Learning computationally efficient static word and sentence representations

Gupta, Prakhar

doi:10.5075/epfl-thesis-7959

doctoral thesis

Learning computationally efficient static word and sentence representations

2021

Most of the Natural Language Processing (NLP) algorithms involve use of distributed vector representations of linguistic units (primarily words and sentences) also known as embeddings in one way or another. These embeddings come in two flavours namely, static/non-contextual and contextual. In a static embedding, the vector representation of a word is independent of its context as opposed to a contextual embedding where the word representation incorporates additional information from its surrounding context.

Recently, advancements in deep learning when applied to contextual embeddings have seen them outperforming their static counterparts. However, this improvement in performance with respect to that of the static embeddings has come at the cost of lesser computational efficiency in terms of both computational resources as well as training and inference times, relative lack of interpretability, and higher costs to the environment. Consequently, static embedding models despite not being as expressive and powerful as contextual embedding models continue to be of relevance in Natural Language Processing Research.

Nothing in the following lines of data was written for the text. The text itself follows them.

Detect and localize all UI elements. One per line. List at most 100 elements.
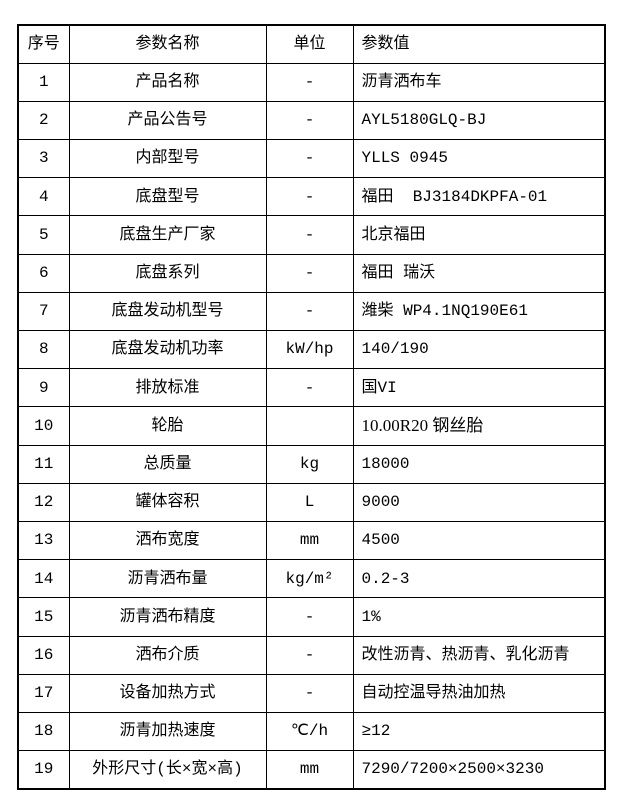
unit-cell: -: [265, 100, 354, 140]
table-row: 18 沥青加热速度 ℃/h ≥12: [17, 711, 606, 752]
parameter-value-cell: 自动控温导热油加热: [352, 673, 606, 713]
unit-cell: kW/hp: [265, 329, 354, 370]
unit-cell: [265, 406, 354, 446]
row-number-cell: 16: [17, 635, 70, 675]
table-row: 8 底盘发动机功率 kW/hp 140/190: [17, 329, 606, 370]
table-row: 5 底盘生产厂家 - 北京福田: [17, 215, 606, 255]
header-cell-name: 参数名称: [68, 24, 267, 64]
parameter-name-cell: 产品公告号: [68, 100, 267, 140]
parameter-value-cell: 7290/7200×2500×3230: [352, 750, 606, 790]
parameter-value-cell: 18000: [352, 444, 606, 484]
table-row: 12 罐体容积 L 9000: [17, 482, 606, 522]
parameter-value-cell: 0.2-3: [352, 559, 606, 599]
parameter-value-cell: 潍柴 WP4.1NQ190E61: [352, 291, 606, 331]
row-number-cell: 15: [17, 597, 70, 637]
unit-cell: -: [265, 291, 354, 331]
parameter-name-cell: 底盘发动机功率: [68, 329, 267, 370]
unit-cell: -: [265, 597, 354, 637]
unit-cell: L: [265, 482, 354, 522]
table-row: 4 底盘型号 - 福田 BJ3184DKPFA-01: [17, 177, 606, 217]
parameter-name-cell: 底盘型号: [68, 177, 267, 217]
header-cell-unit: 单位: [265, 24, 354, 64]
row-number-cell: 3: [17, 138, 70, 179]
unit-cell: kg/m²: [265, 559, 354, 599]
parameter-value-cell: 北京福田: [352, 215, 606, 255]
header-cell-value: 参数值: [352, 24, 606, 64]
parameter-name-cell: 产品名称: [68, 62, 267, 102]
table-row: 19 外形尺寸(长×宽×高) mm 7290/7200×2500×3230: [17, 750, 606, 790]
row-number-cell: 5: [17, 215, 70, 255]
row-number-cell: 7: [17, 291, 70, 331]
table-row: 6 底盘系列 - 福田 瑞沃: [17, 253, 606, 293]
spec-table-body: 1 产品名称 - 沥青洒布车 2 产品公告号 - AYL5180GLQ-BJ 3…: [17, 62, 606, 790]
parameter-name-cell: 轮胎: [68, 406, 267, 446]
parameter-name-cell: 沥青洒布量: [68, 559, 267, 599]
parameter-value-cell: YLLS 0945: [352, 138, 606, 179]
row-number-cell: 9: [17, 368, 70, 408]
parameter-name-cell: 底盘发动机型号: [68, 291, 267, 331]
parameter-value-cell: 沥青洒布车: [352, 62, 606, 102]
header-cell-no: 序号: [17, 24, 70, 64]
unit-cell: -: [265, 138, 354, 179]
parameter-value-cell: ≥12: [352, 711, 606, 752]
parameter-name-cell: 沥青加热速度: [68, 711, 267, 752]
parameter-name-cell: 罐体容积: [68, 482, 267, 522]
table-row: 7 底盘发动机型号 - 潍柴 WP4.1NQ190E61: [17, 291, 606, 331]
table-row: 3 内部型号 - YLLS 0945: [17, 138, 606, 179]
unit-cell: kg: [265, 444, 354, 484]
row-number-cell: 13: [17, 520, 70, 561]
spec-table-container: 序号 参数名称 单位 参数值 1 产品名称 - 沥青洒布车 2 产品公告号 - …: [17, 24, 606, 790]
parameter-name-cell: 底盘系列: [68, 253, 267, 293]
unit-cell: -: [265, 177, 354, 217]
unit-cell: -: [265, 62, 354, 102]
row-number-cell: 19: [17, 750, 70, 790]
row-number-cell: 12: [17, 482, 70, 522]
parameter-value-cell: 国VI: [352, 368, 606, 408]
parameter-name-cell: 设备加热方式: [68, 673, 267, 713]
row-number-cell: 18: [17, 711, 70, 752]
unit-cell: -: [265, 368, 354, 408]
table-row: 17 设备加热方式 - 自动控温导热油加热: [17, 673, 606, 713]
parameter-name-cell: 总质量: [68, 444, 267, 484]
row-number-cell: 4: [17, 177, 70, 217]
spec-table: 序号 参数名称 单位 参数值 1 产品名称 - 沥青洒布车 2 产品公告号 - …: [17, 24, 606, 790]
table-row: 1 产品名称 - 沥青洒布车: [17, 62, 606, 102]
unit-cell: mm: [265, 750, 354, 790]
parameter-value-cell: 福田 BJ3184DKPFA-01: [352, 177, 606, 217]
row-number-cell: 10: [17, 406, 70, 446]
parameter-name-cell: 内部型号: [68, 138, 267, 179]
parameter-value-cell: 1%: [352, 597, 606, 637]
row-number-cell: 14: [17, 559, 70, 599]
unit-cell: -: [265, 215, 354, 255]
table-row: 16 洒布介质 - 改性沥青、热沥青、乳化沥青: [17, 635, 606, 675]
row-number-cell: 2: [17, 100, 70, 140]
parameter-value-cell: 福田 瑞沃: [352, 253, 606, 293]
parameter-name-cell: 沥青洒布精度: [68, 597, 267, 637]
unit-cell: -: [265, 253, 354, 293]
row-number-cell: 11: [17, 444, 70, 484]
table-row: 14 沥青洒布量 kg/m² 0.2-3: [17, 559, 606, 599]
parameter-name-cell: 洒布宽度: [68, 520, 267, 561]
parameter-value-cell: 10.00R20 钢丝胎: [352, 406, 606, 446]
parameter-value-cell: 4500: [352, 520, 606, 561]
row-number-cell: 6: [17, 253, 70, 293]
row-number-cell: 17: [17, 673, 70, 713]
table-row: 10 轮胎 10.00R20 钢丝胎: [17, 406, 606, 446]
parameter-value-cell: AYL5180GLQ-BJ: [352, 100, 606, 140]
table-row: 2 产品公告号 - AYL5180GLQ-BJ: [17, 100, 606, 140]
header-row: 序号 参数名称 单位 参数值: [17, 24, 606, 64]
unit-cell: -: [265, 635, 354, 675]
table-row: 13 洒布宽度 mm 4500: [17, 520, 606, 561]
unit-cell: -: [265, 673, 354, 713]
table-row: 11 总质量 kg 18000: [17, 444, 606, 484]
row-number-cell: 8: [17, 329, 70, 370]
table-row: 9 排放标准 - 国VI: [17, 368, 606, 408]
unit-cell: ℃/h: [265, 711, 354, 752]
parameter-value-cell: 140/190: [352, 329, 606, 370]
row-number-cell: 1: [17, 62, 70, 102]
parameter-name-cell: 排放标准: [68, 368, 267, 408]
parameter-name-cell: 洒布介质: [68, 635, 267, 675]
unit-cell: mm: [265, 520, 354, 561]
parameter-name-cell: 底盘生产厂家: [68, 215, 267, 255]
table-row: 15 沥青洒布精度 - 1%: [17, 597, 606, 637]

In this thesis, we propose improvements to the current state-of-the-art static word embedding and sentence embedding models in three different settings. Firstly, we propose an improved algorithm to learn word and sentence embedding from raw text by proposing changes to the Word2Vec training objective formulation and adding n-grams to the training to incorporate local contextual information. Consequently, we end up obtaining improved unsupervised static word and sentence embeddings. Our second major contribution is learning cross-lingual static word and sentence representations from parallel bilingual data where two corpora are aligned sentence-wise. Our word and sentence embeddings thus obtained outperform other bag-of-words bilingual embeddings on cross-lingual sentence retrieval and monolingual word similarity tasks while staying competitive with them on cross-lingual word translation tasks. In our last major contribution, we aim towards harnessing the expressive power of the contextual embedding models by distilling static word embeddings from contextual embedding models to use improved word representations for computationally light tasks. This allows us to utilize the semantic information possessed by the contextual embedding models while maintaining computational efficiency for inference tasks at the same time.